Publication
ICMI 2024
Conference paper

DoubleDistillation: Enhancing LLMs for Informal Text Analysis using Multistage Knowledge Distillation from Speech and Text

View publication

Abstract

Traditional large language models (LLMs) leverage extensive text corpora but lack access to acoustic and para-linguistic cues present in speech. There is a growing interest in enhancing text-based models with audio information. However, current models often require an aligned audio-text dataset which is frequently much smaller than typical language model training corpora. Moreover, these models often require both text and audio streams during inference/testing. In this study, we introduce a novel two-stage knowledge distillation (KD) approach that enables language models to (a) incorporate rich acoustic and paralinguistic information from speech, (b) utilize text corpora comparable in size to typical language model training data, and (c) support text-only analysis without requiring an audio stream during inference/testing.

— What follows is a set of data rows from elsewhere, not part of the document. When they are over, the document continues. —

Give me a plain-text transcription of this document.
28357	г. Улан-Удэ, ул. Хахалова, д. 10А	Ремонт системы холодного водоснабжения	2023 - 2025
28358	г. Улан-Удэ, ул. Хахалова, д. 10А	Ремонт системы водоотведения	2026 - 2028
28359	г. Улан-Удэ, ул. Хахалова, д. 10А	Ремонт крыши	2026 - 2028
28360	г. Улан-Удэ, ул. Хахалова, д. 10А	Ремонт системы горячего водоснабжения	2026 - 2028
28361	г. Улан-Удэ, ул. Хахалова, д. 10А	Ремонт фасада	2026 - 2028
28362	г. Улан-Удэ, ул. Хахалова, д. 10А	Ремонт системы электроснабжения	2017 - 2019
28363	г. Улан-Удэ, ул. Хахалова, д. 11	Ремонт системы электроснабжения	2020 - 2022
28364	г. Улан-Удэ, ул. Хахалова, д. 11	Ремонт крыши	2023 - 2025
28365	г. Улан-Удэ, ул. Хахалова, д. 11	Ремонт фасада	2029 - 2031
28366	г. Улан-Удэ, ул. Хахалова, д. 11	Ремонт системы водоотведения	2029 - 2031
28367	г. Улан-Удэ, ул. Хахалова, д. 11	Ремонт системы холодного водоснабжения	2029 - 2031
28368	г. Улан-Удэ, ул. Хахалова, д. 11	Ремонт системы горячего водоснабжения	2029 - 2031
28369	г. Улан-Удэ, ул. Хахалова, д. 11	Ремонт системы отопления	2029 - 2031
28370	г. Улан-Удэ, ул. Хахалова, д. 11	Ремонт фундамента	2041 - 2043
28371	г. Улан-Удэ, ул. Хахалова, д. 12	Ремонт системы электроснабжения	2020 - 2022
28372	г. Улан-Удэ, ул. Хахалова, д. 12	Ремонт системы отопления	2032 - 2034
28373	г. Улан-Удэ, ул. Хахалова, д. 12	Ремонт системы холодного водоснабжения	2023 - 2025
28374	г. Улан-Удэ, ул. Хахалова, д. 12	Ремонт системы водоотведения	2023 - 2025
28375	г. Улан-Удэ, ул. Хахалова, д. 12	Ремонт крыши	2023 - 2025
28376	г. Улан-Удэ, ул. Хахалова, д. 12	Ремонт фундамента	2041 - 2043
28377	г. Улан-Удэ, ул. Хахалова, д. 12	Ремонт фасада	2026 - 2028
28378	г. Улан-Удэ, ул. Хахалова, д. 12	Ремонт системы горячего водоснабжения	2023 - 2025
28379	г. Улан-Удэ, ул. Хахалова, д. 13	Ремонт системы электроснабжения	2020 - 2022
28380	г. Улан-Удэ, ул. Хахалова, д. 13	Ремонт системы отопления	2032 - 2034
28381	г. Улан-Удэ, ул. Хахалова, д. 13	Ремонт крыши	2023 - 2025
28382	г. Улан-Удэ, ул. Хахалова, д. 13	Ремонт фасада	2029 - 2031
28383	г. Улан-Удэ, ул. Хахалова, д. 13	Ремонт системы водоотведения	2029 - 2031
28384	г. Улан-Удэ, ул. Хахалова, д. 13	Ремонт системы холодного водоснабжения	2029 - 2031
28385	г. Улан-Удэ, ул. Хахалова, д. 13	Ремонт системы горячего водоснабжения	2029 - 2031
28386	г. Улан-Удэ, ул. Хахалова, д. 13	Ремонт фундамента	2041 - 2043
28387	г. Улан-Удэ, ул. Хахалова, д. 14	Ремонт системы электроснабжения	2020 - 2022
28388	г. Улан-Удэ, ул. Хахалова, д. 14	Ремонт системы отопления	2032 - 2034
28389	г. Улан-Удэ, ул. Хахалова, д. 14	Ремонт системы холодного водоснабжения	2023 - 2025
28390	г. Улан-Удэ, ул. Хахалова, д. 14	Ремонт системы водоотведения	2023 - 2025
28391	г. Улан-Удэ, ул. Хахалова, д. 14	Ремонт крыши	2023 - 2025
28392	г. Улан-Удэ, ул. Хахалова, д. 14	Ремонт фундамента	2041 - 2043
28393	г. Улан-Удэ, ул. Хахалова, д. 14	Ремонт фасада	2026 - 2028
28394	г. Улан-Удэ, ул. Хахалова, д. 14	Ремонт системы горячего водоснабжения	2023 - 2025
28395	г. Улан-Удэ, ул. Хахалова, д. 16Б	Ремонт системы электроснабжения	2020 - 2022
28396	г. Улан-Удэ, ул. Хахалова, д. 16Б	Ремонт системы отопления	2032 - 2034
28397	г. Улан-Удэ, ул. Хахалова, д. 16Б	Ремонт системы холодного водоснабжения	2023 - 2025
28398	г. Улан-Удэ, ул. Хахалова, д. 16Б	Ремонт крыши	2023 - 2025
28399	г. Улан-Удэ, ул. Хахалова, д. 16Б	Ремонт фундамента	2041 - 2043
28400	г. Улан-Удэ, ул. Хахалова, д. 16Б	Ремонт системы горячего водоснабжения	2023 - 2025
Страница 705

Specifically, we employ a pre-trained speech embedding teacher model (OpenAI Whisper) to train a Teacher Assistant (TA) model on an aligned audio-text dataset in the first stage. In the second stage, the TA’s knowledge is transferred to a student language model trained on a conventional text dataset. Thus, our two-stage KD method leverages both the acoustic and paralinguistic cues in the aligned audio-text data and the nuanced linguistic knowledge in a large text-only dataset. Based on our evaluation, this DoubleDistillation system consistently outperforms traditional LLMs in 15 informal text understanding tasks.